What will also become more important is keeping contact to other hackerspaces in the region, and internationally. It is important that we are part not only of the local community, but also of an international community. We can learn a lot of how others do what they do, and they can learn from us, too. But only if we talk about what we do.
To Do - right now
- A short questionnaire of what people feel they need to participate more actively in the conversation. Evaluation of the answers.
- Write five texts: One about how people can contribute to hackbergen with donating some of their time and hold workshops and classes, one about where hackbergen currently stands. One about the state of the international movement, and one about my next class about LaTeX. And finally: One about what communication channels can be used how by the members.

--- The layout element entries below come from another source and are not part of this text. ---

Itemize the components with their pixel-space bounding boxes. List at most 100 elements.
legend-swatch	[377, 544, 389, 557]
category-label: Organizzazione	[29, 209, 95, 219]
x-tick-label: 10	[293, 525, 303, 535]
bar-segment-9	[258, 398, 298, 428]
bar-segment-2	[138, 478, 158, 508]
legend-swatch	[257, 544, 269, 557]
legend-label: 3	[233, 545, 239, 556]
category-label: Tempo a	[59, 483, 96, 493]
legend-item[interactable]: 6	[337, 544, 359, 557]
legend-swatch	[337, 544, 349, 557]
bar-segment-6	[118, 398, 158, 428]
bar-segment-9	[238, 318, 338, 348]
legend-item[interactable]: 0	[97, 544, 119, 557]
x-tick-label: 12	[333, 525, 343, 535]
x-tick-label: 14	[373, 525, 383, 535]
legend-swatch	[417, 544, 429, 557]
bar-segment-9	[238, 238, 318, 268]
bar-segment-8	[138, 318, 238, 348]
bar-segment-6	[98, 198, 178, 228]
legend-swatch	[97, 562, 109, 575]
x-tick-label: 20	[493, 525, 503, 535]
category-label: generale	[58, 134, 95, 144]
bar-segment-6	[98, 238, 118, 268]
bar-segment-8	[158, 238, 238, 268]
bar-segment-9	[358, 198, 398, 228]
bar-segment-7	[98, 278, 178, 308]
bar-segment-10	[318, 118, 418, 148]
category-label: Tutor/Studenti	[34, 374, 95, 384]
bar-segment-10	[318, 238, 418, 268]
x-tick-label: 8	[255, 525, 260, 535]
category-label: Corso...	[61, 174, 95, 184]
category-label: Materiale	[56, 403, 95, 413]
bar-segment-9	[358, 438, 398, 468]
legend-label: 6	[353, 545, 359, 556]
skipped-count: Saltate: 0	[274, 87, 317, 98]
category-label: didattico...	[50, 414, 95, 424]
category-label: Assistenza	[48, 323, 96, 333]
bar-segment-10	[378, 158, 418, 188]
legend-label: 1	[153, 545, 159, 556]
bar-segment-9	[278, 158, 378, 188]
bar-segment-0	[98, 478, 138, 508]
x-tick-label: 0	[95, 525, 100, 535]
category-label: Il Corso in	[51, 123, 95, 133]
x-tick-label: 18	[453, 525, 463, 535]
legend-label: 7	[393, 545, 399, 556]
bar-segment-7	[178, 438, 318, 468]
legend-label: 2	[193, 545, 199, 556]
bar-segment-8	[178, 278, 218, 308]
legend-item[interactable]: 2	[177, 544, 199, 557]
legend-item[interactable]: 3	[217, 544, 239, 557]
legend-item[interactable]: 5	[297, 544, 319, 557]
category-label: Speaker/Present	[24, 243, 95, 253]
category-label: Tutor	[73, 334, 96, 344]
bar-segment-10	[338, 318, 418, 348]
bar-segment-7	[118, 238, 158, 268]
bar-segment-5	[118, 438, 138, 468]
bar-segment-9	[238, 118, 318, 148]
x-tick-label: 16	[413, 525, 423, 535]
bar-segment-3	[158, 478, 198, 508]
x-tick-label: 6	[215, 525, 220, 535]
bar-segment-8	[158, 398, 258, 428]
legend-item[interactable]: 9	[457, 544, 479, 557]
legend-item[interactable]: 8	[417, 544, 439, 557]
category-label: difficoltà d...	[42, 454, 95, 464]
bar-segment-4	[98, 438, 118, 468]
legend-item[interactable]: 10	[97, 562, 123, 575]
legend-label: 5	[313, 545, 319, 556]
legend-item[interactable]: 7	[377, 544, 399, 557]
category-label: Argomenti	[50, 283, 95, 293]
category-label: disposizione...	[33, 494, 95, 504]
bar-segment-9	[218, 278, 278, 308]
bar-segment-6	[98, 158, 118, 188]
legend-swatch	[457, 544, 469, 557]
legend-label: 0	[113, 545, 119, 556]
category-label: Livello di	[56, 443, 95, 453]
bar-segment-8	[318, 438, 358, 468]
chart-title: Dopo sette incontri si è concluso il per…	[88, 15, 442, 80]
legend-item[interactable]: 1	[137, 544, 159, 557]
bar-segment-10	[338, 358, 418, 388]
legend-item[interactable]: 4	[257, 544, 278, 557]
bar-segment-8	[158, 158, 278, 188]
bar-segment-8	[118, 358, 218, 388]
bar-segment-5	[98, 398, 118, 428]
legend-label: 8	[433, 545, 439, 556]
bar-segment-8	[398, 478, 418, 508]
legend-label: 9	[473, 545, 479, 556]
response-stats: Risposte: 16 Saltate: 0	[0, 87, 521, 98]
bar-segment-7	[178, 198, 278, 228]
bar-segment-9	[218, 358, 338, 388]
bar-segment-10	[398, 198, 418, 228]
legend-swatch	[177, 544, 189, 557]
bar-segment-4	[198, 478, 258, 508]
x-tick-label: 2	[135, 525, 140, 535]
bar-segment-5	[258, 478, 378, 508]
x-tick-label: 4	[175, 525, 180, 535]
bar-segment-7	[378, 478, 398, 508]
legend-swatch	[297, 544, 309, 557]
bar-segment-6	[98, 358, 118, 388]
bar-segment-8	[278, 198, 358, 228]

- Be more available, and make my role clearly about enabling conversation, not steering it.
- Make a direct posting method from blog to facebook page.

October 1st, 2010 at 10:40 am
[...] Jeg har benyttet anledingen å tjene noen studiepoeng i DIKULT110, og forbinde det med å finne frem til en strategi i sosiale medier. Noen ting som har fungert og ikke finger har jeg diskutert på bloggen min. [...]

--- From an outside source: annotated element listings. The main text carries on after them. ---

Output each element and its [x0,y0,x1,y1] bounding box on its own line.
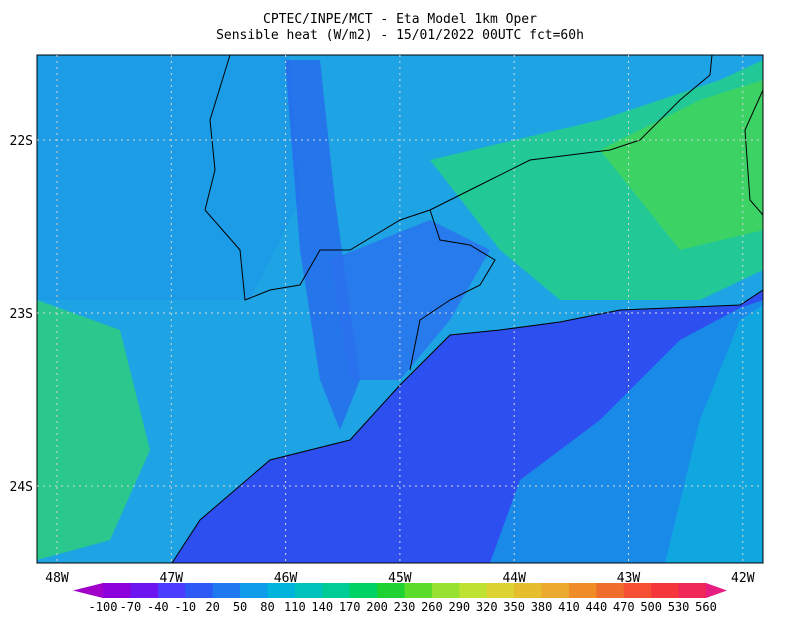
colorbar-segment [541,583,570,598]
grid [37,55,763,563]
colorbar-segment [596,583,625,598]
colorbar-arrow [706,583,727,598]
colorbar-segment [322,583,351,598]
lon-label: 47W [160,571,184,586]
colorbar-label: 170 [339,600,361,614]
colorbar-segment [459,583,488,598]
valley-patch [285,60,360,430]
state-border [409,209,496,371]
colorbar-label: -40 [147,600,169,614]
land-patch [37,300,150,560]
colorbar-label: 140 [311,600,333,614]
colorbar-segment [623,583,652,598]
colorbar-segment [103,583,131,598]
lon-label: 42W [731,571,755,586]
land-patch [37,55,300,300]
colorbar-label: 110 [284,600,306,614]
lon-label: 45W [388,571,412,586]
colorbar-segment [404,583,433,598]
colorbar-label: 290 [448,600,470,614]
colorbar-label: 320 [476,600,498,614]
colorbar-segment [157,583,186,598]
colorbar-label: 530 [668,600,690,614]
colorbar-segment [349,583,378,598]
coastline [171,289,764,564]
colorbar-label: 470 [613,600,635,614]
colorbar-segment [377,583,405,598]
lat-label: 22S [10,134,33,149]
colorbar-arrow [73,583,103,598]
colorbar-label: -10 [174,600,196,614]
colorbar-segment [240,583,268,598]
land-patch [330,220,490,380]
land-patch [600,80,763,250]
colorbar-segment [267,583,296,598]
colorbar-segment [678,583,707,598]
colorbar-label: 20 [205,600,219,614]
colorbar-label: -70 [120,600,142,614]
lat-label: 24S [10,480,33,495]
lat-label: 23S [10,307,33,322]
colorbar-label: 200 [366,600,388,614]
colorbar-label: 560 [695,600,717,614]
colorbar-label: -100 [89,600,118,614]
colorbar-label: 80 [260,600,274,614]
colorbar-segment [185,583,214,598]
lon-label: 46W [274,571,298,586]
colorbar-segment [651,583,680,598]
colorbar-segment [212,583,241,598]
state-border [204,54,713,301]
colorbar-label: 440 [586,600,608,614]
colorbar: -100 -70 -40 -10 20 50 80 110 140 170 200 230 260 290… [73,583,727,614]
state-border [744,89,764,216]
lon-label: 48W [45,571,69,586]
lon-label: 44W [502,571,526,586]
colorbar-label: 260 [421,600,443,614]
axis-labels: 22S 23S 24S 48W 47W 46W 45W 44W 43W 42W [10,134,755,586]
colorbar-label: 380 [531,600,553,614]
colorbar-segment [431,583,460,598]
colorbar-segment [130,583,159,598]
colorbar-label: 350 [503,600,525,614]
colorbar-segment [568,583,597,598]
ocean-far [665,305,763,563]
colorbar-segment [294,583,323,598]
title-line-2: Sensible heat (W/m2) - 15/01/2022 00UTC … [216,28,584,43]
colorbar-label: 500 [640,600,662,614]
lon-label: 43W [617,571,641,586]
colorbar-label: 50 [233,600,247,614]
colorbar-label: 410 [558,600,580,614]
colorbar-label: 230 [394,600,416,614]
colorbar-segment [514,583,543,598]
colorbar-segment [486,583,515,598]
title-line-1: CPTEC/INPE/MCT - Eta Model 1km Oper [263,12,537,27]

October 1st, 2010 at 1:02 pm
In setting up a hackerspace, communication is the key. While I can’t speak for the situation in Bergen, I have visited and helped at several hackerspaces around the world in the last few years, so I have noticed some similarities.

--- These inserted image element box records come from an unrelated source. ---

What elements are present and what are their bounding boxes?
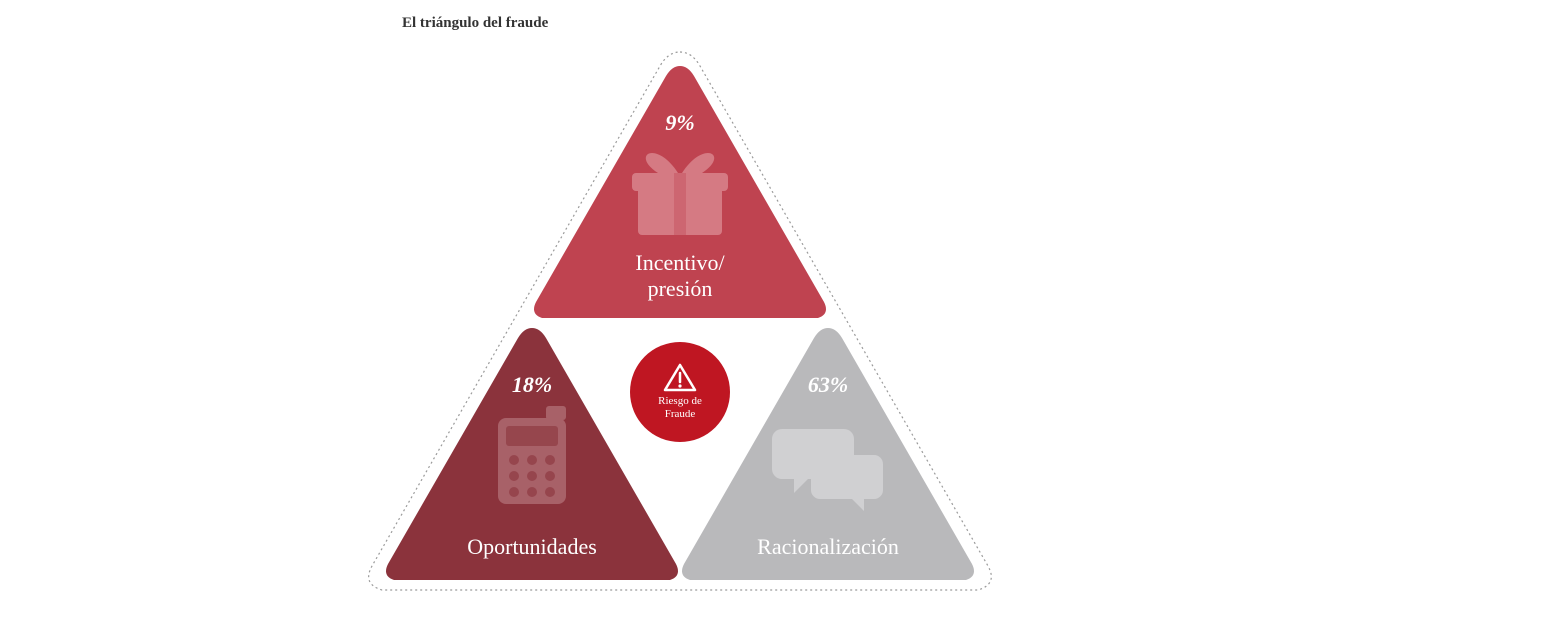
segment-oportunidades: 18% Oportunidades (382, 322, 682, 582)
label-left: Oportunidades (467, 534, 597, 559)
fraud-triangle-diagram: 9% Incentivo/ presión 18% Oportunidades (360, 42, 1000, 602)
label-top-1: Incentivo/ (635, 250, 725, 275)
warning-triangle-icon (663, 363, 697, 393)
center-label: Riesgo de Fraude (658, 395, 702, 421)
segment-racionalizacion: 63% Racionalización (678, 322, 978, 582)
pct-right: 63% (808, 372, 848, 397)
segment-incentivo: 9% Incentivo/ presión (530, 60, 830, 320)
center-risk-circle: Riesgo de Fraude (630, 342, 730, 442)
label-right: Racionalización (757, 534, 899, 559)
calculator-icon (498, 406, 566, 504)
pct-top: 9% (665, 110, 694, 135)
center-label-line1: Riesgo de (658, 395, 702, 407)
pct-left: 18% (512, 372, 552, 397)
label-top-2: presión (648, 276, 713, 301)
center-label-line2: Fraude (665, 408, 696, 420)
diagram-title: El triángulo del fraude (402, 15, 548, 32)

One thing that makes the new wave of hacking, making, and tinkering we’ve been experiencing so great, is that you don’t work in your isolated workshop alone, but rather you are part of a worldwide community and have a plethora of manuals and tutorials at your fingertips — thanks to the Internet, of course. For hackish DIY projects, documentation cannot be overstressed. This is why tools that let you document with a low barrier like wikis or blogs are not merely “nice to have” for a volunteer hackerspace, they are absolutely needed from the very start of the project.
Good luck in Bergen!
October 22nd, 2010 at 12:37 pm
Interesting article, its nice to see that this project is still alive.
(If this repeats something you have all been conversing about earlier then i apologize for wasting your time.)
Whilst the article manages to present the tools to use for communication once people are associated with the project there seems to be a glaring hole called awareness-building. What are the groups that need to become aware of such a project, and how to get ahold of them?
Where can the greatest number of potential tinkerers be reached with the smallest use of funds and resources? The internet is so fragmented and based on word to mouth that finding people who might be interested yet remains unaware is difficult.
Therefore, the much dreaded physical presence! Where? How?
Will wander about the topic again later.
October 22nd, 2010 at 2:28 pm
Hello Gerhard!
Thanks for your interest in HackBergen. HackBergen is not dead, but it seems our small group sure is struggling with having far too many challenges to solve, and too little time.
The questions you raise are excellent! We want to enrich and further build a community in Bergen. There already some small groups, and we would love to get in touch with them and with individuals. We need to reach out and to share our ideas of how such a space could look like.
Like you say, we are facing a chicken-egg problem of a sort, where while we have no permanent space it is difficult to find us and to understand what we are working on.